Endocrine Abstracts

JOINT3557

Background: Biallelic pathogenic variants in the Thyroglobulin(TG) gene have a well-established correlation with congenital hypothyroidism (CH) due to thyroid dyshormonogenesis (TDH), frequently associated with congenital goiter. The phenotypic spectrum is highly variable. Here, we describe a novel homozygous intronic TG variant in a family with recurrent congenital goiter and demonstrate its pathogenic impact through its transcript analysis.
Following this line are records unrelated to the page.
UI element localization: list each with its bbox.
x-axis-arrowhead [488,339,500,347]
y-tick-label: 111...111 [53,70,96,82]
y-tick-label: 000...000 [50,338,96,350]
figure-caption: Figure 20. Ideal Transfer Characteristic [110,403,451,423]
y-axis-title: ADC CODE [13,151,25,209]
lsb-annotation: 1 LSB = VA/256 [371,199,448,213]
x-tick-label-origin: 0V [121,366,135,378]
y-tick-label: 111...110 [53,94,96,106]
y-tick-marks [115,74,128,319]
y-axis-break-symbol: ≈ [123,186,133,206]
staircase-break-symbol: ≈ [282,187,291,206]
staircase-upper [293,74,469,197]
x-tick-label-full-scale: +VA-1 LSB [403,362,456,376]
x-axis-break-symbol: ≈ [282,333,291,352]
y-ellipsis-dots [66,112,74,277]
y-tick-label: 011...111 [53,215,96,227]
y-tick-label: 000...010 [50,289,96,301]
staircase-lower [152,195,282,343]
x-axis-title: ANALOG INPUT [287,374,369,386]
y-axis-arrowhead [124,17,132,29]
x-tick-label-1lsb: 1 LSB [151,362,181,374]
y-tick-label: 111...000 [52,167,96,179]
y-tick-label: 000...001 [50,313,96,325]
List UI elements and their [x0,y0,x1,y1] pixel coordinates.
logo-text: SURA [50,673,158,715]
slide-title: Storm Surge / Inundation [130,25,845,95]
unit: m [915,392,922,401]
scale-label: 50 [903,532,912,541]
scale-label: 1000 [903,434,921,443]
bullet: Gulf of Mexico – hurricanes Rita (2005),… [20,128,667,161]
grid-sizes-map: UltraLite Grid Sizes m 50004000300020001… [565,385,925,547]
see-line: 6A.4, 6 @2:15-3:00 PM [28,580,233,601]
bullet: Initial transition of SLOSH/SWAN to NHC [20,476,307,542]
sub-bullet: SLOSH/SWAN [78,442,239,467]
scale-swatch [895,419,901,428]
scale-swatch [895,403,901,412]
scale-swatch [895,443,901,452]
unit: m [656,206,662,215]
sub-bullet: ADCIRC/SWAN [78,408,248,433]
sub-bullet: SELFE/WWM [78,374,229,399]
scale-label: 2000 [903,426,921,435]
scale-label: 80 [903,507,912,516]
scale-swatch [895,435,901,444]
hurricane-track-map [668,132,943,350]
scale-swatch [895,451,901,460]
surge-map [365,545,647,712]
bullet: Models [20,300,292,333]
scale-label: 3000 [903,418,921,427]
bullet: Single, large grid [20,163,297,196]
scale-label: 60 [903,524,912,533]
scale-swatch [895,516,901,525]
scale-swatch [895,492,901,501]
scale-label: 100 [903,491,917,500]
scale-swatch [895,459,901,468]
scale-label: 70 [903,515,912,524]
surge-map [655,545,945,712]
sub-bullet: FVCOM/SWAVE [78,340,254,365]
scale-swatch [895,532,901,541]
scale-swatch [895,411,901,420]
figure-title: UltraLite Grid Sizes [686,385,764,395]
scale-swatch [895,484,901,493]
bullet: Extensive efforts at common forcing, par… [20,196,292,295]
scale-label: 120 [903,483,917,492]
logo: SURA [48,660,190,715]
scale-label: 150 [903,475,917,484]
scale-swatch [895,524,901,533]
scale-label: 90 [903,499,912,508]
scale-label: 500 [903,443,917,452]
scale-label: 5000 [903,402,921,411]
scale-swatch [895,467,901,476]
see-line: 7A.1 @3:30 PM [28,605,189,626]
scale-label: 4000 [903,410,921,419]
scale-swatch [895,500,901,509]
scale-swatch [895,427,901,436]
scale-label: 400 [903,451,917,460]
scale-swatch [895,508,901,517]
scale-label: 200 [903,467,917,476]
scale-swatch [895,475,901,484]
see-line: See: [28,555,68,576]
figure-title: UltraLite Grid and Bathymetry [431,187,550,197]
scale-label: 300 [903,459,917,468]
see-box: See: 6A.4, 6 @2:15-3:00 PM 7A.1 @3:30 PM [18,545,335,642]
Case Report: The proband, a 15.5-year-old male, was referred for a thyroid nodule. He had a prenatal diagnosis of goiter and was started on L- thyroxine postnatally due to CH. Born at term (3100 g) via spontaneous delivery, he required intensive care due to respiratory distress. He has been on L-thyroxine since infancy, with age-appropriate neurodevelopment. His parents were first-degree cousins, and his mother had a previous pregnancy complicated by fetal goiter. At presentation, his height and weight were 164.5 cm(-1.1SDS), and 73.5kg(0.8SDS), respectively. The thyroid gland was enlarged, and systemic examination was unremarkable. Thyroid ultrasound showed diffuse heterogeneity with fine septations and a 9 mm solid nodule. During follow-up, the iso-hypoechoic nodule increased to 14×9.5 mm. Fine needle aspiration biopsy (FNAB) initially indicated atypia of undetermined significance (Bethesda 3), later raising suspicion for follicular/Hurthle cell neoplasm (Bethesda 4). Right lobectomy and isthmectomy revealed adenomatoid hyperplasia with oncocytic changes and reduced colloid. The presence of congenital goiter in both the proband and sibling with fetal goiter raised suspicion of TDH. Serum TG levels were markedly low (0.2 ng/mL;range: 3.5–77 ng/mL). Targeted next-generation sequencing identified a novel homozygous TG variant (NM_003235): c.5686+3A>C/p.(?) Parents were heterozygous. This variant was classified as a variant of uncertain significance (VUS) (PP3, Pm²) according to ACMG criteria. In silico prediction tools defined a splice-altering effect, with strong pathogenicity scores. The variant was absent from gnomAD. A prenatal ultrasound in the mother’s new pregnancy detected fetal goiter, prompting in-utero L-thyroxine. Segregation analysis confirmed the homozygous variant. To assess its splicing impact, RNA from peripheral blood (proband and affected sibling) was reverse-transcribed into cDNA, amplified by PCR, and sequenced. The splicing analysis confirmed aberrant exon skipping, specifically predicted in-frame skipping of exon 30 leading to c.5549_5686del/p.(Leu1851Cys (;)1852_1896del) with loss of 45 residues from type IIIA and type IIIB repeat regions (UniProt).

Conclusion: This study identifies a novel TG splice-site variant, expanding the genetic landscape of CH. Functional RNA analysis confirmed its pathogenicity by demonstrating aberrant splicing. Our findings underscore the importance of early genetic diagnosis in dyshormonogenesis, enabling timely genetic counseling.